Landtagswahlen Warum die AfD so erfolgreich ist

Anti-Flüchtlings-Partei, Protestpartei, Social-Media-Partei: Die Erklärungsansätze im Überblick.

Von Hannah Beitzer

1. Die Anti-Flüchtlings-Partei

Es gab ein Thema, das in diesem Wahlkampf, an diesem Wahlsonntag alle anderen überlagert hat: die Flüchtlinge. Die AfD ist gegen "Multikulti", prangert das "Asylchaos" an, ist stattdessen für "Mut zu Deutschland", für "kontrollierte Zuwanderung". Zwei Spitzenfrauen der Partei sorgten mit ihren Aussagen zum Schusswaffengebrauch gegen Flüchtlinge für einen Skandal - aber halt nur unter Wählern, die es für unmoralisch und falsch halten, auf Flüchtlinge zu schießen. Daneben scheint es aber eine ganze Reihe von Menschen zu geben, die das nicht gestört hat und die der AfD in Sachsen-Anhalt ein neues Rekordergebnis bescherten. Der dortige Landesverband gilt als enger Verwandter der AfD in Thüringen, deren bekanntester Politiker Björn Höcke selbst manchem Parteifreund zu radikal ist.

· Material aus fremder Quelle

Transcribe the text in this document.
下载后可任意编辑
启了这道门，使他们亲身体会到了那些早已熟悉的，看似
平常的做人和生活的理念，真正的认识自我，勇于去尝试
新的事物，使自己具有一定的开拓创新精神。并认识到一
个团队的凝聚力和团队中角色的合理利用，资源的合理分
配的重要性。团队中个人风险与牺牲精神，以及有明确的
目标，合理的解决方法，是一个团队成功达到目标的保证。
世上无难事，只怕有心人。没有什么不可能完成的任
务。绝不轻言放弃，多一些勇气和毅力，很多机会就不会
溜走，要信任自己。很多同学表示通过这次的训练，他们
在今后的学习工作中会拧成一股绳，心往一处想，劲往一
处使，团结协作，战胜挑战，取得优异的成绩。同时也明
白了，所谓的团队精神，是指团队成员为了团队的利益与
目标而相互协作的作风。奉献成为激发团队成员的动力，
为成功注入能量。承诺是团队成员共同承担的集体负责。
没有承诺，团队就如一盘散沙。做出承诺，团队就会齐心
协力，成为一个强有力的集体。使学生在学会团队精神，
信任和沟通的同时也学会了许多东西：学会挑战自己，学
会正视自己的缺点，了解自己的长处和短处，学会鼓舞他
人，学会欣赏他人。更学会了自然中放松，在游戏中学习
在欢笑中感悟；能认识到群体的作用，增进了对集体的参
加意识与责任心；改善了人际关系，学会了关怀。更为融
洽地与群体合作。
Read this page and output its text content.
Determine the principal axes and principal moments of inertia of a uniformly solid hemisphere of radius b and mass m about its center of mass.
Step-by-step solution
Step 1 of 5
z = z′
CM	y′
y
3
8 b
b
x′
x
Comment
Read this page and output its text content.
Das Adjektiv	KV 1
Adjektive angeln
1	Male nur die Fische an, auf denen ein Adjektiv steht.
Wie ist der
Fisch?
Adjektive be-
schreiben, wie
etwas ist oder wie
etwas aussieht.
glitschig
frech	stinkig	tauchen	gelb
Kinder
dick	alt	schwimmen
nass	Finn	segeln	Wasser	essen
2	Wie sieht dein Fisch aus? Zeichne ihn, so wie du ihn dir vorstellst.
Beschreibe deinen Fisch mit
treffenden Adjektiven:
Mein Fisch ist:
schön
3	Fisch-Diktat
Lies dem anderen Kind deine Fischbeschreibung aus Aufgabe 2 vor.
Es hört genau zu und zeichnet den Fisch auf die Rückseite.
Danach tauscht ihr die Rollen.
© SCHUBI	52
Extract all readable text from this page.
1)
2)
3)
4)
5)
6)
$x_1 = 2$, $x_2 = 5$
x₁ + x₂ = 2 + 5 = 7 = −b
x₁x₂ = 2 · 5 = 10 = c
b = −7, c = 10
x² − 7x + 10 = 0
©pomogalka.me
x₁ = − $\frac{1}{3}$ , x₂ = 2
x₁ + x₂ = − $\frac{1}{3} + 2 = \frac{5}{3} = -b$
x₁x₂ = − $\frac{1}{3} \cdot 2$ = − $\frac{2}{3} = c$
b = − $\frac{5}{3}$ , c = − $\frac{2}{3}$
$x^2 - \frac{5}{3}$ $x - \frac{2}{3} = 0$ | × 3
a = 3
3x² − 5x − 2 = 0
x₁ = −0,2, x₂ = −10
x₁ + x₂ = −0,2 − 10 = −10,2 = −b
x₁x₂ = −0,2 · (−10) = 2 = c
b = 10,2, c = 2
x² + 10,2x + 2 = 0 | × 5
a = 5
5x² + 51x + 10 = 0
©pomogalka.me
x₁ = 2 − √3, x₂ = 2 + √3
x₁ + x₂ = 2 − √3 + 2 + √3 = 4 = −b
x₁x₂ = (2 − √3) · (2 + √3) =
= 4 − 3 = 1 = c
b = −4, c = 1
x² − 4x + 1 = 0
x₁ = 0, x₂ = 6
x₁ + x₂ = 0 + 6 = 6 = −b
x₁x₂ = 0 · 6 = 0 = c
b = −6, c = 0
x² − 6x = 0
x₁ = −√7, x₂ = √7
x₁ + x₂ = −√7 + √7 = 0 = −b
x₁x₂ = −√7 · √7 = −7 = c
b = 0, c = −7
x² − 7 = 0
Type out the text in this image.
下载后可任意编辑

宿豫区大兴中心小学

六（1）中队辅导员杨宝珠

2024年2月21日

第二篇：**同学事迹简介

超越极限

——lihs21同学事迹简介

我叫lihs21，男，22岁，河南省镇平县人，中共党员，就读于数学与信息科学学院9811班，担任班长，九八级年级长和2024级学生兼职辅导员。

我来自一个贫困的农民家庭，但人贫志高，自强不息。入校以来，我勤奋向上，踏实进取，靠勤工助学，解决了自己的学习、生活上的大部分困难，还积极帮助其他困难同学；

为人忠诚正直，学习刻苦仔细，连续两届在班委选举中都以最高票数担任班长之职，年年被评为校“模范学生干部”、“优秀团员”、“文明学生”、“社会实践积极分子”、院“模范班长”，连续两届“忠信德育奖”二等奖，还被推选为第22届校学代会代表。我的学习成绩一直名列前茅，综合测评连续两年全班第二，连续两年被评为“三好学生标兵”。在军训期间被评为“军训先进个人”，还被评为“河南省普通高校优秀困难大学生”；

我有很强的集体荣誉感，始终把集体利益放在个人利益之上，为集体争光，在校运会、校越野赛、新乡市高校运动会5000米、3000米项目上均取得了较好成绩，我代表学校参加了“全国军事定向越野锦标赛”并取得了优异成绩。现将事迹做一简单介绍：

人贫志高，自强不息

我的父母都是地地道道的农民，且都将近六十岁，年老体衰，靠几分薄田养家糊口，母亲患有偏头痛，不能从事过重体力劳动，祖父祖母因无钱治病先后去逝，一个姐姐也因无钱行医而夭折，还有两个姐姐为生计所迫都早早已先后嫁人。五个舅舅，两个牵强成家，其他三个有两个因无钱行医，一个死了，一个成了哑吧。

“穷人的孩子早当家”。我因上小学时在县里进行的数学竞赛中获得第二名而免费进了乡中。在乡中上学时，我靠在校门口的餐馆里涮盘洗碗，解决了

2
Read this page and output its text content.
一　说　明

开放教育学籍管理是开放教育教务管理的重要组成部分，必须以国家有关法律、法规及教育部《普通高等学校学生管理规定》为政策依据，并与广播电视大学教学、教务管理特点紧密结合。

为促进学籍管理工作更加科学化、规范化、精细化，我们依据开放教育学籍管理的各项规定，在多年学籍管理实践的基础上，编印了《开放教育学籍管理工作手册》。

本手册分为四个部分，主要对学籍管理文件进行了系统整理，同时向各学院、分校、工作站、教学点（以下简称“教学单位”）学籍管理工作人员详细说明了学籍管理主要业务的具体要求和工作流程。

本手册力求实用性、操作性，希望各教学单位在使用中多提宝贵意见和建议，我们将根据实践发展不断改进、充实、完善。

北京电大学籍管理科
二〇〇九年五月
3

Ist also die Flüchtlingspolitik schuld am Erfolg der AfD? Diese Erklärung bemühten fast alle politischen Gegner nach dem Schock der Wahlnacht. Bei manchen, vor allem in der CDU, schwingt hinter vorgehaltener Hand Bedauern und leise Kanzlerinnen-Kritik mit: Man könne halt nicht Politik gegen den Willen des Volkes machen. Rechts von der Union scheint auf einmal viel Platz zu sein - zu viel Platz, wie vor allem die CSU bemängelt. Doch als Erklärung allein reicht das nicht aus - immerhin verbuchte die AfD bereits Erfolge in Wahlen, als von einer "Flüchtlingskrise" noch nicht die Rede war, nämlich im Herbst 2014. Auch damals schürte sie zwar rechte Ressentiments - doch es steckt mehr hinter ihrem Erfolg.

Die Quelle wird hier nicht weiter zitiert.